Maybe it is key to strike out and create a family of one, inside, and maybe add good, worthy people to it as you go. My blessings to you on this painful part of your journey. It has been very hard for us so far, but if we love ourselves half as much as we have loved others, we will be well. And we are well, in our souls.

Blessings, Muse
 
It appears that you may be the sole "soul" survivor, the only one who can really still love. In time, you'll see the beauty of yourself more than the ugliness of the brothers who didn't fair so well.
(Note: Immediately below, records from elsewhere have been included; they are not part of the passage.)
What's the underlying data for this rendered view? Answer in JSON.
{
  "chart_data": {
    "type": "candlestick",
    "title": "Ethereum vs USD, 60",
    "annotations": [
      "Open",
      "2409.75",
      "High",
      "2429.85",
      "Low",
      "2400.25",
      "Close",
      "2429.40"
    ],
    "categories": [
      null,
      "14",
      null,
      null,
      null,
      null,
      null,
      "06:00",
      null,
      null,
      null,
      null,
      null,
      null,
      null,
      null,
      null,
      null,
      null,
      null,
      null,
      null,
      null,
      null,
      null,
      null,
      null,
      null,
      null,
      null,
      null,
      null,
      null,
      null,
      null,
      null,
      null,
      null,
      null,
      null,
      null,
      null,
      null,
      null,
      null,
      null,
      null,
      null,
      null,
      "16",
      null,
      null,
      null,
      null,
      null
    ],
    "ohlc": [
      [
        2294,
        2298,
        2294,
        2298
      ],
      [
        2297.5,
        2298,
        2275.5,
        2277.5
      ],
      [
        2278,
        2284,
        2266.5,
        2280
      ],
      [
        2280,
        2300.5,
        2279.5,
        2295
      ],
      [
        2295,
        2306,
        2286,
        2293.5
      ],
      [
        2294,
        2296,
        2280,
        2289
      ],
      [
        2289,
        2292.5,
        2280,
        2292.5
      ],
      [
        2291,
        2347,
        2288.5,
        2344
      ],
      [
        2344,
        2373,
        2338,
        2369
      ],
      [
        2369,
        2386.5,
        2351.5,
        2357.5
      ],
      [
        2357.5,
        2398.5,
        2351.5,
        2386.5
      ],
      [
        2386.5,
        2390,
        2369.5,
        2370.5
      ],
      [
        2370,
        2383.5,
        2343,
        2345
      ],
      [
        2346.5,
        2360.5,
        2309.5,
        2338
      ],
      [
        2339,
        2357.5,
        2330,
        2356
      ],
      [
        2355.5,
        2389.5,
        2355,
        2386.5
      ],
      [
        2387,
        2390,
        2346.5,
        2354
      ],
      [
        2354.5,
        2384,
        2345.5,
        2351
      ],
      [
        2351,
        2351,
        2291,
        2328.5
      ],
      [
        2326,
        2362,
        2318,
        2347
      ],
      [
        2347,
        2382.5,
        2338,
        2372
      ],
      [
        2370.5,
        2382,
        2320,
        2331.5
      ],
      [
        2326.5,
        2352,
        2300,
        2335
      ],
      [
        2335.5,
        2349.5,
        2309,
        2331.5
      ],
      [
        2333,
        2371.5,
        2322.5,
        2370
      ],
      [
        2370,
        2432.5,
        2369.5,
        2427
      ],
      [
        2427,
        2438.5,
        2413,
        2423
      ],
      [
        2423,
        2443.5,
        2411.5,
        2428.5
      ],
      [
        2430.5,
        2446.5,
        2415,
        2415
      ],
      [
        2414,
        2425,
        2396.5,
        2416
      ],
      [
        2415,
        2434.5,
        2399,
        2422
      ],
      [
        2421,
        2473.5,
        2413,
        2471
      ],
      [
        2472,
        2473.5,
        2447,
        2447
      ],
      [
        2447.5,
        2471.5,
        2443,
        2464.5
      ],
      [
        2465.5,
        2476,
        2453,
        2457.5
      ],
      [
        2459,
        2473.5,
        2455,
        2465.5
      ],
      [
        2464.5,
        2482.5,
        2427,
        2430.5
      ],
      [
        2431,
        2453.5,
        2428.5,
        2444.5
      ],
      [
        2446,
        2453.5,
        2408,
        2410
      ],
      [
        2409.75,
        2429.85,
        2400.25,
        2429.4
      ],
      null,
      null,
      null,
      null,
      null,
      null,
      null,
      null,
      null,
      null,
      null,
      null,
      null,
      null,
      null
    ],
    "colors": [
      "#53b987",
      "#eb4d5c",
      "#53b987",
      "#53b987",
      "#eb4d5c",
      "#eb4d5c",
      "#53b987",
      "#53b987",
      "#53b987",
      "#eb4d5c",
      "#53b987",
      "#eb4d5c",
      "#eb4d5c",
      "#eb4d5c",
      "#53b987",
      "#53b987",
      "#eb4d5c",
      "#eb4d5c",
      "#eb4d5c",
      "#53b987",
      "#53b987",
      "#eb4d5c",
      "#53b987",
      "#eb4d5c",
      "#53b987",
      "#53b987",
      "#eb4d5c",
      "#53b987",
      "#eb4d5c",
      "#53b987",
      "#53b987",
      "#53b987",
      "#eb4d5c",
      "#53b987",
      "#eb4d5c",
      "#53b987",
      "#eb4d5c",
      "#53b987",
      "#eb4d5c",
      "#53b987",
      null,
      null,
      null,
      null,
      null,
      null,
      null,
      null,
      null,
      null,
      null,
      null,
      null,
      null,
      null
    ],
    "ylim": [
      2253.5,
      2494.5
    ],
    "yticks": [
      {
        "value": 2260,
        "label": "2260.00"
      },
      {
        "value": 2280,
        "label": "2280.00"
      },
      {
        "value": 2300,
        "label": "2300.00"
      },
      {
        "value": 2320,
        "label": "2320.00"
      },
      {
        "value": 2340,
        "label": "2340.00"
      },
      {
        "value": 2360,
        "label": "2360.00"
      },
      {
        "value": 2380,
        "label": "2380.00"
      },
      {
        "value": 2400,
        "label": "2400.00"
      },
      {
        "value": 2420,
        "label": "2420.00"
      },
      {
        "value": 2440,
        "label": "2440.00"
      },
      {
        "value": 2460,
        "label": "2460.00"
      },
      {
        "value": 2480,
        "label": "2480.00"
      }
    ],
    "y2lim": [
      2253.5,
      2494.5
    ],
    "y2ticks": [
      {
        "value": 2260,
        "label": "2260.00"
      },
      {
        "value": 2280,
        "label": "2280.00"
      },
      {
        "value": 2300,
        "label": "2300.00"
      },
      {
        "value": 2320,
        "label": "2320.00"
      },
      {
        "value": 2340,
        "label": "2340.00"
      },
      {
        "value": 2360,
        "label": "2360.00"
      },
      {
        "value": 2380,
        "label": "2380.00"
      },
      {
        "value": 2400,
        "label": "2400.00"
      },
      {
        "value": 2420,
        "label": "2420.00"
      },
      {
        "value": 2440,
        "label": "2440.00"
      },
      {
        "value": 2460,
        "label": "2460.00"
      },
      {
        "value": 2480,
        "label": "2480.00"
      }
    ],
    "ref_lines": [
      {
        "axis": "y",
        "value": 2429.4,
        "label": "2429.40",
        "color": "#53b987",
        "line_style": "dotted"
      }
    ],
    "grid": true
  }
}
In a way, we should pity them a bit for not having the capacity for empathy; maybe they were emotionally deformed by your Mother's mental or emotional abuse/neglect.
Maybe it is key to strike out and create a family of one, inside, and maybe add good, worthy people to it as you go. My blessings to you on this painful part of your journey.

It has been very hard for us so far, but if we love ourselves half as much as we have loved others, we will be well. And we are well, in our souls.

Blessings, Muse

Wow, (((Muse))) What a stunningly eloquent way of speaking what I believe is the truth!!

I read my letter to my T, and he asked what I was going to do with it. I said throw it away. He suggested burning it, and then burying it as a symbolic way of 'letting go' so that the feelings won't become bitterness in my soul. That is what I am going to do, and my brother will never know of it, because he simply wouldn't understand. To me, it honors my feelings, which was what I needed, and to try to share them with him would quite possible interrupt my heallng. He would simply defend his words.

I won't allow it to make me bitter, but better, and stronger, for I survived a very cruel reaction to my shattered world. He/they do not deserve to know how it has changed me...for the better. When I woke up the morning after finishing the letter, and was getting ready to go see my T, I felt very emotionally 'light-hearted', as if a huge emotional boulder had been taken off my shoulders. What a feeling!

My younger brother, the one who inflicted the pain, will be coming to visit this month or next, and I was worried about how to handle it. Now, I believe it will be fairly easy, as he is someone that I do not 'know', and also, I am someone that he does not 'know'.

I have worked hard on being 'real' over the past few years, and he still lives in the pretense that because he is a Christian, he is absolved of any 'wrong' as long as he does not think of it as a 'sin'. He has no 'responsibiity' to my heart, and never did. He assumes he is better than me because he is a Federal Officer, has been married for over 25 years, has been a chaplain, and lives a 'charmed' life.

I have always been a follower of Christian, but I feel my responsibility is to live a life that is real, and as free from judging others as much as I can. If I catch myself 'judging', I know I am stepping 'out of line'. I am not a judge of anyone but myself, and am not 'higher' or 'lower' than any other person.

I HAVE learned to love, in a way that does not require a partner, or anyone else to 'complete' me. I AM very proud of the fact that I have been single for 19 years after 4 marriages. I've dated a bit, but no longer feel as I did when I was younger. I felt that I needed a partner to be a 'whole' person. That is so far from the truth now, and is a relief. I don't NEED anyone to fulfill me that is of 'this world'.

It seems I have written a 'book' in response to your reply, but truly you did put into words what I had not been able to, and I thank you for that.

I believe I will handle their visit calmly, and cautiously, which given the past is the smartest thing to do.

Big blessings being 'prayed' your way, Dear Muse!!!
 
Angel and Muse-Your words read like a page out of my life. I've been in the same place as you Muse, with all the marriages, and the need to fill a vow in my life. I really feel closer to GOD now too Angel. And I no longer feel the need to judge anybody, nor will I continue to judge myself so harshly. i am now learning to love me.scars and all! It's been a hard, lonely road at times but, I'm getting to HAPPY!